By Johnny Walker
Rising heavyweight contender Tyson Fury of the United Kingdom backed up his trademark brash talk today by stopping veteran Irish heavyweight Martin Rogan with a fifth round TKO at the Odyssey Arena in Belfast, Northern Ireland.
With the win, Fury (18-0, 13 KOs) picks up the previously vacant Irish Heavyweight championship.
Fury, who normally fights out of an orthodox stance, threw a curve-ball at Rogan right away in round one by fighting as a southpaw. The newly trim-looking Fury was content to bide his time throughout the first two rounds, seemingly getting comfortable with his new style, and Rogan took advantage by pressuring him and throwing some awkward combinations at the 6’9” giant.
Fury basically gave away the first two rounds, but when he did start to attack, it was clear that Rogan would be easily overpowered on this night.
A glancing left hook from Fury, still fighting as a southpaw, sent Rogan to the mat late in round three, and though the veteran beat the count, his momentum on this night was effectively ended.
Round four saw Rogan right the ship somewhat, though his aggression was now muted as Fury used his reach advantage to nullify Rogan’s attempts to get inside.
Fury was becoming increasingly comfortable, while Rogan was becoming increasingly desperate.

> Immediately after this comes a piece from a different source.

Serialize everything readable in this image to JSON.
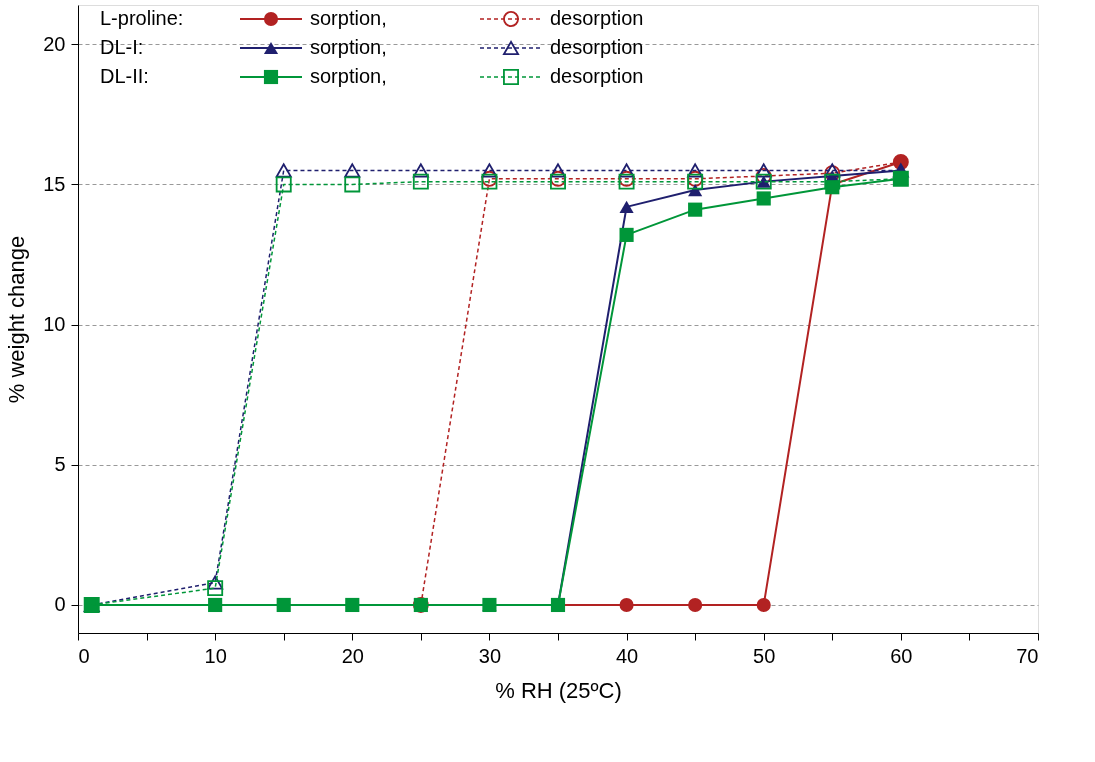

Fury had seemingly had enough of the proceedings in round five, and opened up with a stinging body attack on the challenger. A hard left hook to Rogan’s midsection saw the Irish veteran wince and go to the mat. Rogan beat the count, but his corner threw in the towel, and Fury had his victory.
Fury explained his southpaw conversion after the fight as a result of him being “ambidextrous,” and expressed great satisfaction with his physical conditioning–at 245 3/4 pounds, Fury entered the ring at his lightest weight as a professional fighter.

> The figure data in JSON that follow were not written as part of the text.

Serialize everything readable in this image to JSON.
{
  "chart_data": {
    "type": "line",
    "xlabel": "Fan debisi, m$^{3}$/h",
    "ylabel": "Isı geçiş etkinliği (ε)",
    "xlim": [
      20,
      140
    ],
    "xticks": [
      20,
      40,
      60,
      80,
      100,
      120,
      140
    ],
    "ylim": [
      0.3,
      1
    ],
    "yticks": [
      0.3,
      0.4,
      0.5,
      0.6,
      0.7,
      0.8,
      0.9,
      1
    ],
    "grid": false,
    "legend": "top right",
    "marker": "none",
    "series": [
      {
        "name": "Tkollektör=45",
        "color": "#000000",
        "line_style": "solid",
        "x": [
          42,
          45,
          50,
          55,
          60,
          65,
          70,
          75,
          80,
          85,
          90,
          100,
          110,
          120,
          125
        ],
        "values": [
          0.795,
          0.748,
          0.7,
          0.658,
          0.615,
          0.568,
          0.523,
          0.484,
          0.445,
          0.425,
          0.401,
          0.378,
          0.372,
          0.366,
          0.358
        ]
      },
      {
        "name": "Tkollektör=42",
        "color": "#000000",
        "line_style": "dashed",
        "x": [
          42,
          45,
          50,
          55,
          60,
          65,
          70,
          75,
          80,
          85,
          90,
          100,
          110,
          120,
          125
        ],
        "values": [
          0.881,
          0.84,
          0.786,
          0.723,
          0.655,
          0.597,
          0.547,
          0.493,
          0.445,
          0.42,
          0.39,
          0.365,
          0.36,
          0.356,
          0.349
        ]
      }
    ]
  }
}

“I’m a world class heavyweight, I’m going to try different things,” Fury said.
“No doubt, I’m in the best shape I’ve ever been in.”

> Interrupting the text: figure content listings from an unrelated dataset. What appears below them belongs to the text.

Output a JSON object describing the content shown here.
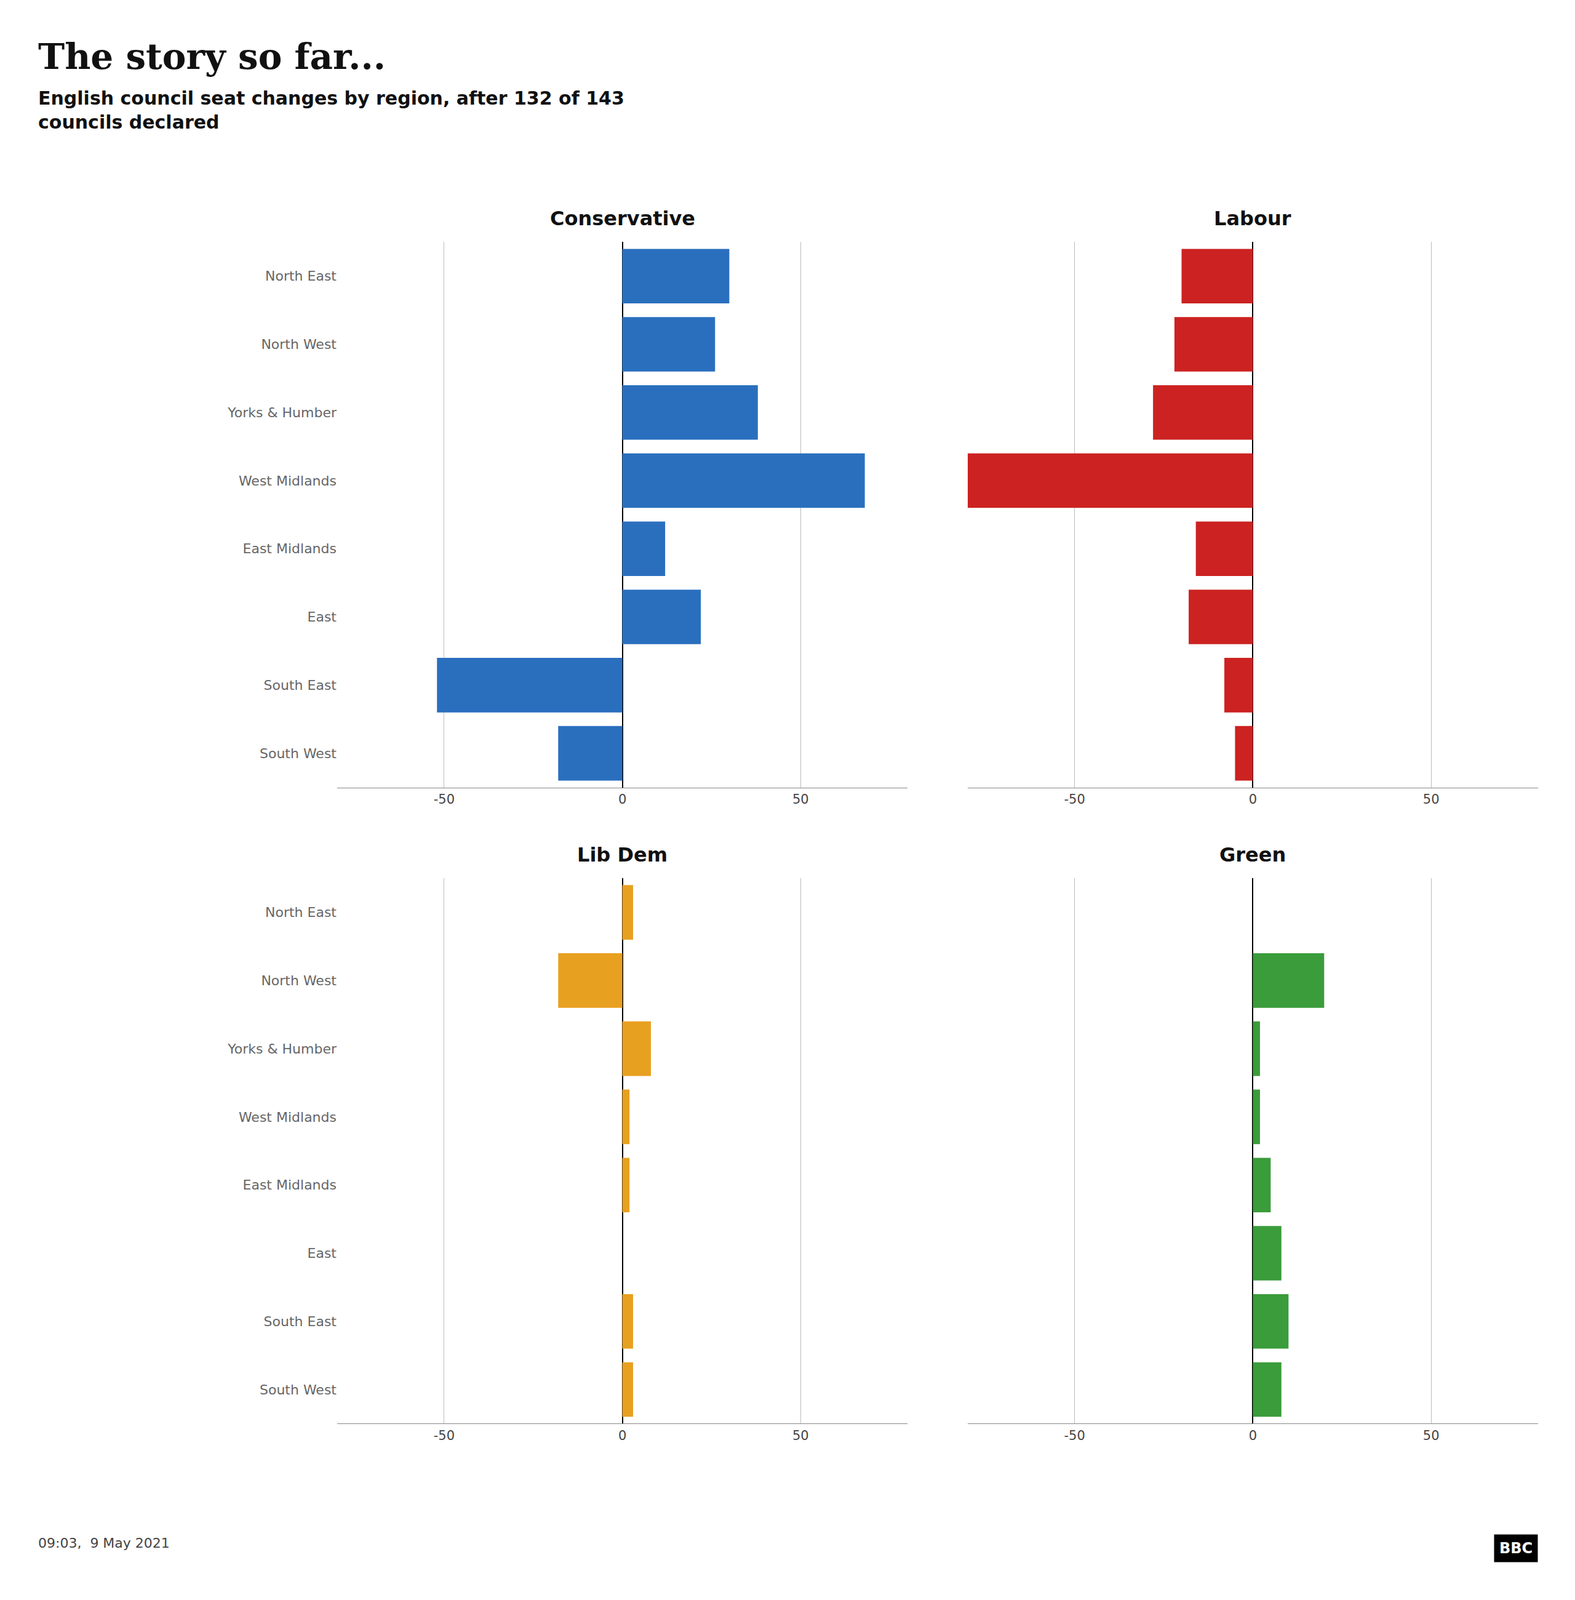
{
  "title": "The story so far...",
  "subtitle": "English council seat changes by region, after 132 of 143\ncouncils declared",
  "annotations": [
    "09:03,  9 May 2021",
    "BBC"
  ],
  "chart_data": [
    {
      "type": "bar",
      "orientation": "horizontal",
      "title": "Conservative",
      "categories": [
        "North East",
        "North West",
        "Yorks & Humber",
        "West Midlands",
        "East Midlands",
        "East",
        "South East",
        "South West"
      ],
      "values": [
        30,
        26,
        38,
        68,
        12,
        22,
        -52,
        -18
      ],
      "color": "#2a6fbe",
      "xlim": [
        -80,
        80
      ],
      "xticks": [
        -50,
        0,
        50
      ],
      "grid": true
    },
    {
      "type": "bar",
      "orientation": "horizontal",
      "title": "Labour",
      "categories": [
        "North East",
        "North West",
        "Yorks & Humber",
        "West Midlands",
        "East Midlands",
        "East",
        "South East",
        "South West"
      ],
      "values": [
        -20,
        -22,
        -28,
        -80,
        -16,
        -18,
        -8,
        -5
      ],
      "color": "#cc2222",
      "xlim": [
        -80,
        80
      ],
      "xticks": [
        -50,
        0,
        50
      ],
      "grid": true,
      "tick_labels": "x"
    },
    {
      "type": "bar",
      "orientation": "horizontal",
      "title": "Lib Dem",
      "categories": [
        "North East",
        "North West",
        "Yorks & Humber",
        "West Midlands",
        "East Midlands",
        "East",
        "South East",
        "South West"
      ],
      "values": [
        3,
        -18,
        8,
        2,
        2,
        0,
        3,
        3
      ],
      "color": "#e8a020",
      "xlim": [
        -80,
        80
      ],
      "xticks": [
        -50,
        0,
        50
      ],
      "grid": true
    },
    {
      "type": "bar",
      "orientation": "horizontal",
      "title": "Green",
      "categories": [
        "North East",
        "North West",
        "Yorks & Humber",
        "West Midlands",
        "East Midlands",
        "East",
        "South East",
        "South West"
      ],
      "values": [
        0,
        20,
        2,
        2,
        5,
        8,
        10,
        8
      ],
      "color": "#3a9c3a",
      "xlim": [
        -80,
        80
      ],
      "xticks": [
        -50,
        0,
        50
      ],
      "grid": true,
      "tick_labels": "x"
    }
  ]
}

Fury, 23, had taunted the 41-year-old Rogan, calling him a “bum” in the build-up to the fight, but he was classy in defeat, attempting to lead the largely pro-Rogan Belfast crowd in a chanted salute to their fallen hometown hero.
“Rogan is a true Irish warrior,” Fury said.
As for what is next, Fury was unusually reserved.
“I’ve done a lot of talking in the past – I’m going to just let my boxing do the talking from now on,” Fury declared.